A ball is thrown vertically upward with an initial velocity of 96 feet per second.The distance s (in feet) of the ball from the ground after t second is s(t)=96t-16t².at what time t is the ball more than 128 feet above the ground?
-16t² + 96t - 128 = 0 ... t² - 6t + 8 = 0
solve for t ... the two times are upward and downward
...the ball is above 128 ft between the times
To find the time at which the ball is more than 128 feet above the ground, we need to solve the equation s(t) > 128.
Given that s(t) = 96t - 16t², we can set up the inequality 96t - 16t² > 128.

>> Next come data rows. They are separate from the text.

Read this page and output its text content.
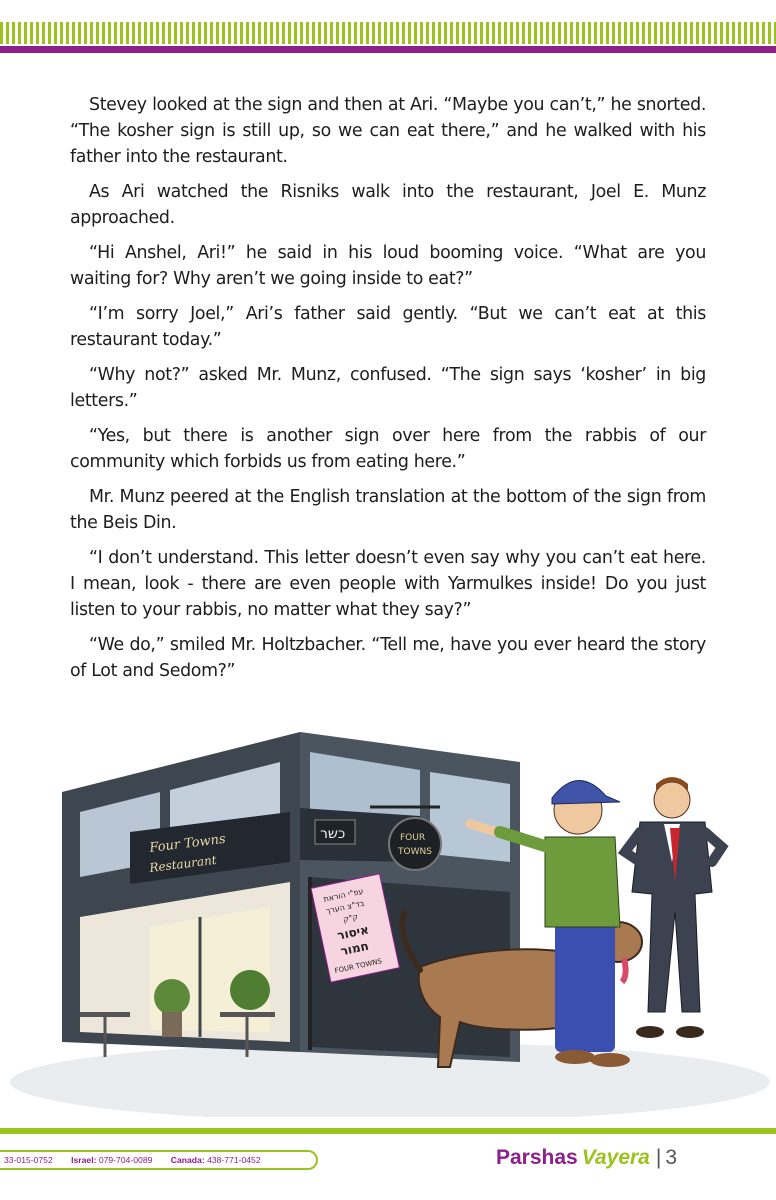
Stevey looked at the sign and then at Ari. “Maybe you can’t,” he snorted. “The kosher sign is still up, so we can eat there,” and he walked with his father into the restaurant.

As Ari watched the Risniks walk into the restaurant, Joel E. Munz approached.

“Hi Anshel, Ari!” he said in his loud booming voice. “What are you waiting for? Why aren’t we going inside to eat?”

“I’m sorry Joel,” Ari’s father said gently. “But we can’t eat at this restaurant today.”

“Why not?” asked Mr. Munz, confused. “The sign says ‘kosher’ in big letters.”

“Yes, but there is another sign over here from the rabbis of our community which forbids us from eating here.”

Mr. Munz peered at the English translation at the bottom of the sign from the Beis Din.

“I don’t understand. This letter doesn’t even say why you can’t eat here. I mean, look - there are even people with Yarmulkes inside! Do you just listen to your rabbis, no matter what they say?”

“We do,” smiled Mr. Holtzbacher. “Tell me, have you ever heard the story of Lot and Sedom?”

Four Towns
Restaurant
כשר	FOUR
TOWNS
עפ"י הוראת
בד"צ הערך
ק"ק
איסור
חמור
FOUR TOWNS
33-015-0752 Israel: 079-704-0089 Canada: 438-771-0452	Parshas Vayera | 3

To solve this inequality, we can first rearrange it to get a quadratic in standard form, setting it equal to zero:
-16t² + 96t - 128 > 0
Now, let's solve this quadratic inequality using the quadratic formula:
t = (-b ± √(b² - 4ac)) / (2a)
In this case, a = -16, b = 96, and c = -128. Plugging these values into the formula, we get:
t = (-96 ± √(96² - 4(-16)(-128))) / (2(-16))
Simplifying:
t = (-96 ± √(9216 - 8192)) / (-32)
t = (-96 ± √1024) / (-32)
Now we have two possible solutions:
1. t = (-96 + √1024) / (-32)
2. t = (-96 - √1024) / (-32)
Simplifying further:
1. t = (-96 + 32) / (-32)
t = -64 / (-32)
t = 2
2. t = (-96 - 32) / (-32)
t = -128 / (-32)
t = 4
Therefore, the ball is more than 128 feet above the ground at t = 2 seconds and t = 4 seconds.